I like saving energy. Especially my own. That's why I love tips that don't require a lot of effort but still help me trim my energy bills. They may not make a big difference individually, but even baby steps add up to some pretty big strides. Here are 10 things you can do right now to cut down on your heating and power costs. And you won't break the bank or much of a sweat.
Lock the windows. Even when a window is closed, a little space remains between the sashes where air can leak in. Simply locking the window pulls the sashes tightly together.
Unplug. Many appliances, electronics and other electrical devices — even cellphone chargers — draw power even when they're turned off. Unplugging them when they're not in use eliminates this vampire power drain. Granted, that's not always easy or even possible to do. But where it's practical, you can plug more than one device — say, your TV and DVD player — into an accessible power strip. With the flip of just the strip's power switch, you cut the power to everything plugged into it.
Wash in cold. If you're used to washing with warm water, you can probably switch to cold without noticing a difference. And no matter what temperature you wash your clothes in, you can always rinse in cold. You'll save on the energy that would have gone into heating the water.
There's a bonus: Cold water saves wear on your clothes, so they'll last longer. Or at least they'll be in better shape to donate to charity when you just have to replace them with this season's new fashions.
I wouldn't suggest abandoning hot-water washes altogether, though. I'd still use hot for towels, bedding, underwear and laundry with oily stains.
Want to save even more? Skip the dryer and hang clothes to dry.
Dim the lights. A dimmer works by reducing the power flowing to a lamp or light fixture. If you don't need full brightness, turn the lights down a little.
(Maybe I should do that with the lights over my bathroom mirror.)
One note: Not all compact fluorescent bulbs work with dimmers. If you use CFLs, check the package to make sure you're buying the dimmable kind.
Oh, and turn off any lights you don't need.
Turn off the computer. When you're done surfing the Net and updating your Facebook status for the day, shut down your computer. Better still, activate its system standby or hibernating feature to save power when the computer is on during the day.

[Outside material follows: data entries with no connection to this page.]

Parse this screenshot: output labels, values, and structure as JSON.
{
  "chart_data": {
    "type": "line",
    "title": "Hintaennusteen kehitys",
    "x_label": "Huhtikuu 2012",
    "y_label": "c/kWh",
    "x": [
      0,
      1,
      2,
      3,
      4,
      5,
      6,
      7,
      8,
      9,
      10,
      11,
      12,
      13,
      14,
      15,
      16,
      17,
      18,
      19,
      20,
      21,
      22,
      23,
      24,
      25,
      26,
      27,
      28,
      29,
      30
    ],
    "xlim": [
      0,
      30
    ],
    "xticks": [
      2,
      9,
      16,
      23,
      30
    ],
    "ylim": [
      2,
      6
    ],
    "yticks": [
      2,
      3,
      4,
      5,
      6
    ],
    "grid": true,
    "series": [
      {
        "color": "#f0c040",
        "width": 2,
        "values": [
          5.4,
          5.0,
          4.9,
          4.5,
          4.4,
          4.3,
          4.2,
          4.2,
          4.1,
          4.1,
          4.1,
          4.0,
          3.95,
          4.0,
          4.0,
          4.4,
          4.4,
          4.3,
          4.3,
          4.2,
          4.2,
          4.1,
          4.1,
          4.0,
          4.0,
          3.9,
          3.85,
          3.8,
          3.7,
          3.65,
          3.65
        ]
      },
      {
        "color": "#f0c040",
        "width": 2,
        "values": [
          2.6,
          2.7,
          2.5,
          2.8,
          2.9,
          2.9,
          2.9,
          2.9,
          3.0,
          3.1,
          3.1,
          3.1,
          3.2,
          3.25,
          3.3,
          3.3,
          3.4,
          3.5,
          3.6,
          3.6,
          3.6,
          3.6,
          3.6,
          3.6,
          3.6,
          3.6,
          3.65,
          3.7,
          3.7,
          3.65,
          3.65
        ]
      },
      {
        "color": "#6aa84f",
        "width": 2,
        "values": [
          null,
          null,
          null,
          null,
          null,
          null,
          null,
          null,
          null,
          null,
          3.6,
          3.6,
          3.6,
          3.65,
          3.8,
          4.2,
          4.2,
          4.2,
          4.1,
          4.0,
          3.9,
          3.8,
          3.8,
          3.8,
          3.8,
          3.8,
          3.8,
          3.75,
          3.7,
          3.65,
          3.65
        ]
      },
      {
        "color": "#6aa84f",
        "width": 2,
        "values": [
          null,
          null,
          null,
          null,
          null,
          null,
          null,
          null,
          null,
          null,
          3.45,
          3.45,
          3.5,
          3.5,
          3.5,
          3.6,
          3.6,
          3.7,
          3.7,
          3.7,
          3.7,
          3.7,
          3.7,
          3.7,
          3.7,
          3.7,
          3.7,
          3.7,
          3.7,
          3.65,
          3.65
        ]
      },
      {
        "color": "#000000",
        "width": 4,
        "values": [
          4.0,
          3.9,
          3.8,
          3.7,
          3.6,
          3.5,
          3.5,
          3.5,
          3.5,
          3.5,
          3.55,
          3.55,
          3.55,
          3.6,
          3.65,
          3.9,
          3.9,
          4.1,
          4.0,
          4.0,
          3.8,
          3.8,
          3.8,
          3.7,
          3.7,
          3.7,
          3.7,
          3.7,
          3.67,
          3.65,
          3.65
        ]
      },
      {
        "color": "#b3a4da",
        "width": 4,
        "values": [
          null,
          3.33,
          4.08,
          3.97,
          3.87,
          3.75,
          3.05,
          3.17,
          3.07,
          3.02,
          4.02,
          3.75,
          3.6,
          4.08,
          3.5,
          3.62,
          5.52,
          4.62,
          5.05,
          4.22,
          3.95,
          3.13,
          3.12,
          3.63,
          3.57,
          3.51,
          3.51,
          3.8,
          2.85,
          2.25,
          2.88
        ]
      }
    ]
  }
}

Of course, you don't want to turn off the computer if you've scheduled automatic maintenance checks that happen at night.
Rearrange the furniture. A forced-air system works best when air can flow freely from registers and into cold-air returns. Make sure your furniture isn't blocking these vents.
Change the furnace filter. The filter's primary purpose is to trap dust and other gunk before it gets to the air-conditioning system. Dirty filters impede air flow, causing the furnace blower to work longer. Dirty parts also wear out faster. By keeping them clean, you'll cut down on repair costs and reduce the chance of a failure. Change the filter monthly, or clean it if it's a reusable type.
Turn down the tank. For most homes, a setting of 120 degrees is plenty hot for a water heater. The only exception is if you have a dishwasher without a booster heater. Check the user manual to find out whether you need hotter water.
When the water isn't as hot, mineral buildup and corrosion slow. That helps your water heater run better and last longer.
Let the sun shine in. The sun is a powerful heating source, even in winter. Opening window coverings on sunny days lets you take advantage of that free heat. Close those coverings at night to help keep the heat inside.
Avoid the range. As much as possible, skip using the stove or oven and opt instead for smaller cooking appliances — slow cookers, microwave ovens, toaster ovens and the like. They use less energy than that big appliance.